But I got a RuntimeError: element 0 of tensors does not require grad and does not have a grad_fn
Does models quantized with PyTorch Quantization currently do not support backpropagation? Is there some methods I can calculate the gradients for PyTorch quantized models?

quantized models currently run only during inference so you can only call forward on them. If you are trying out quantization aware training Quantization Recipe — PyTorch Tutorials 1.9.1+cu102 documentation, we do support back-propagation in that case during training.

Thank you for the reply. I know that quantization aware training use fake quantization during training, which simulates quantization with fp32. I want to know that what is the difference between fake quantization and real quantization, especially when we do back-propagation on them?

fake quantization simulates quantization but uses high precision data types

so for example imagine if you were trying to quantize to integers.

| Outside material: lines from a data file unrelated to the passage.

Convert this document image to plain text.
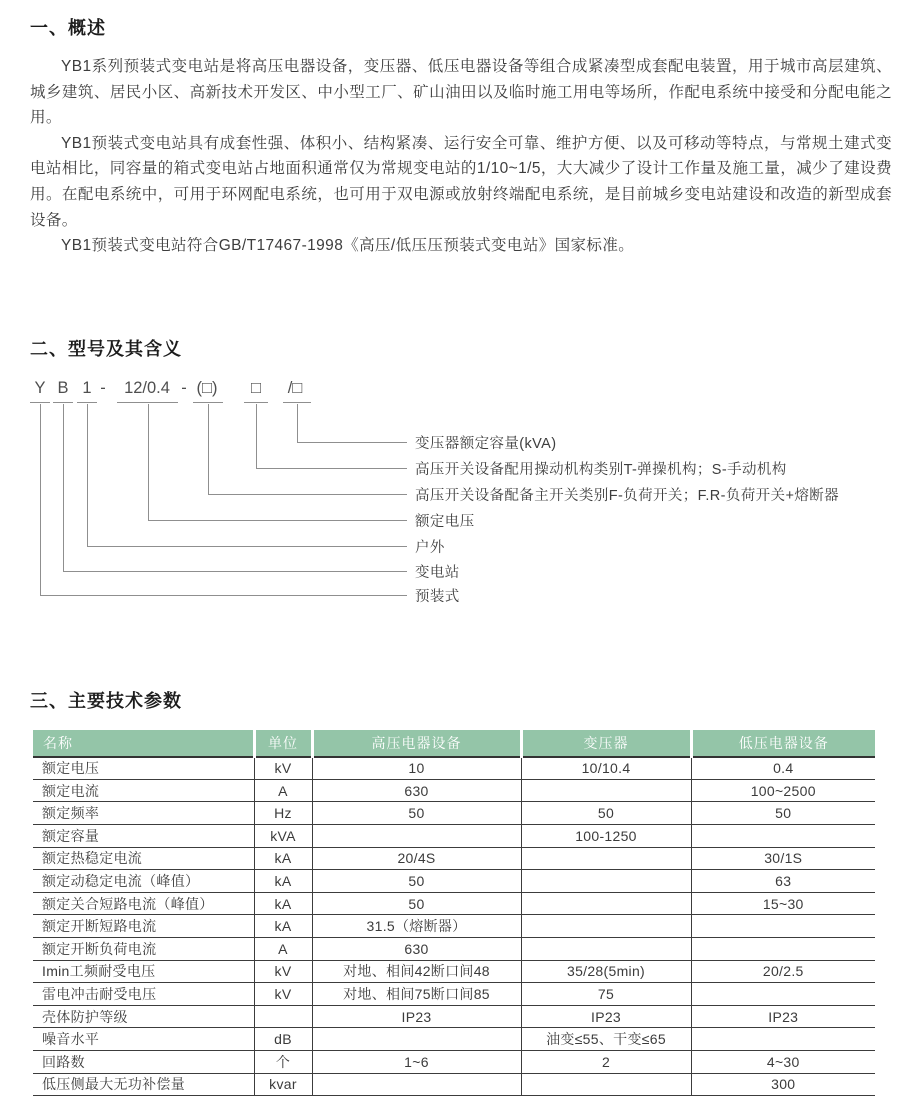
一、概述

YB1系列预装式变电站是将高压电器设备，变压器、低压电器设备等组合成紧凑型成套配电装置，用于城市高层建筑、城乡建筑、居民小区、高新技术开发区、中小型工厂、矿山油田以及临时施工用电等场所，作配电系统中接受和分配电能之用。

YB1预装式变电站具有成套性强、体积小、结构紧凑、运行安全可靠、维护方便、以及可移动等特点，与常规土建式变电站相比，同容量的箱式变电站占地面积通常仅为常规变电站的1/10~1/5，大大减少了设计工作量及施工量，减少了建设费用。在配电系统中，可用于环网配电系统，也可用于双电源或放射终端配电系统，是目前城乡变电站建设和改造的新型成套设备。

YB1预装式变电站符合GB/T17467-1998《高压/低压压预装式变电站》国家标准。

二、型号及其含义
Y B 1 -	12/0.4 - (□)	□	/□
变压器额定容量(kVA)
高压开关设备配用操动机构类别T-弹操机构；S-手动机构
高压开关设备配备主开关类别F-负荷开关；F.R-负荷开关+熔断器
额定电压
户外
变电站
预装式
三、主要技术参数
名称	单位	高压电器设备	变压器	低压电器设备
额定电压	kV	10	10/10.4	0.4
额定电流	A	630		100~2500
额定频率	Hz	50	50	50
额定容量	kVA		100-1250	
额定热稳定电流	kA	20/4S		30/1S
额定动稳定电流（峰值）	kA	50		63
额定关合短路电流（峰值）	kA	50		15~30
额定开断短路电流	kA	31.5（熔断器）		
额定开断负荷电流	A	630		
Imin工频耐受电压	kV	对地、相间42断口间48	35/28(5min)	20/2.5
雷电冲击耐受电压	kV	对地、相间75断口间85	75	
壳体防护等级		IP23	IP23	IP23
噪音水平	dB		油变≤55、干变≤65	
回路数	个	1~6	2	4~30
低压侧最大无功补偿量	kvar			300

mathematically a quantized linear op would be:

X = round(X).to(int)
weight = round(weight).to(int)
out = X*weight

whereas a fake_quantized linear would be
X = round(X).to(fp32)
weight = round(weight).to(fp32)
out = X*weight

In practice quantized weights are stored as quantized tensors which are difficult to interact with in order to make them able to perform quantized operations quickly.

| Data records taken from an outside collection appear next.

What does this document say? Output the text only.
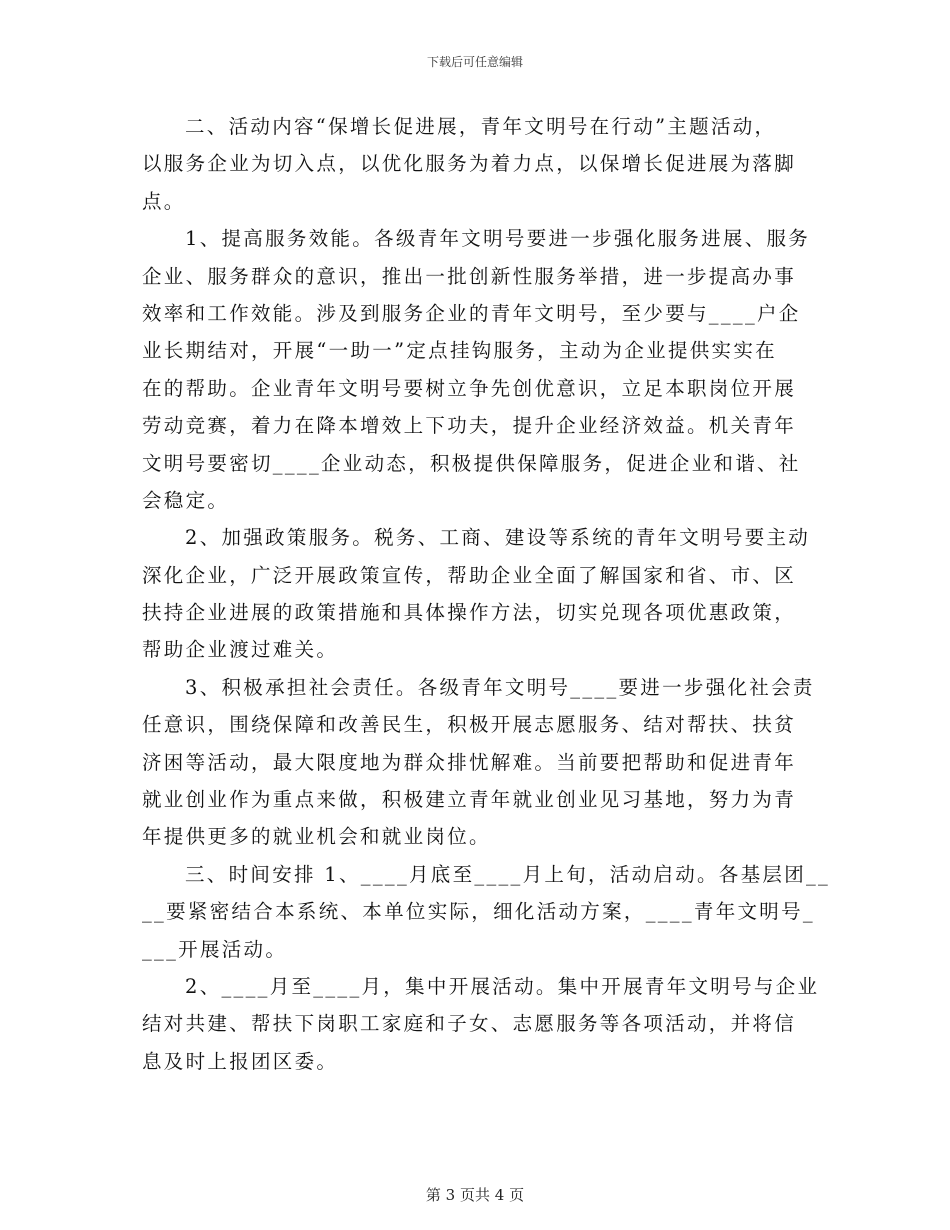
下载后可任意编辑
二、活动内容“保增长促进展，青年文明号在行动”主题活动，
以服务企业为切入点，以优化服务为着力点，以保增长促进展为落脚
点。
1、提高服务效能。各级青年文明号要进一步强化服务进展、服务
企业、服务群众的意识，推出一批创新性服务举措，进一步提高办事
效率和工作效能。涉及到服务企业的青年文明号，至少要与____户企
业长期结对，开展“一助一”定点挂钩服务，主动为企业提供实实在
在的帮助。企业青年文明号要树立争先创优意识，立足本职岗位开展
劳动竞赛，着力在降本增效上下功夫，提升企业经济效益。机关青年
文明号要密切____企业动态，积极提供保障服务，促进企业和谐、社
会稳定。
2、加强政策服务。税务、工商、建设等系统的青年文明号要主动
深化企业，广泛开展政策宣传，帮助企业全面了解国家和省、市、区
扶持企业进展的政策措施和具体操作方法，切实兑现各项优惠政策，
帮助企业渡过难关。
3、积极承担社会责任。各级青年文明号____要进一步强化社会责
任意识，围绕保障和改善民生，积极开展志愿服务、结对帮扶、扶贫
济困等活动，最大限度地为群众排忧解难。当前要把帮助和促进青年
就业创业作为重点来做，积极建立青年就业创业见习基地，努力为青
年提供更多的就业机会和就业岗位。
三、时间安排 1、____月底至____月上旬，活动启动。各基层团__
__要紧密结合本系统、本单位实际，细化活动方案，____青年文明号_
___开展活动。
2、____月至____月，集中开展活动。集中开展青年文明号与企业
结对共建、帮扶下岗职工家庭和子女、志愿服务等各项活动，并将信
息及时上报团区委。
第 3 页共 4 页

fake_quantized weights are stored as floats so you can interact with them easily in order to do gradient updates.

most quantized ops do not have a gradient function so you won’t be able to take a gradient of it. Note: even quantization aware training doesn’t really give gradients of the model, see: [1308.3432] Estimating or Propagating Gradients Through Stochastic Neurons for Conditional Computation

Thank you so much for your clear explanation ! : )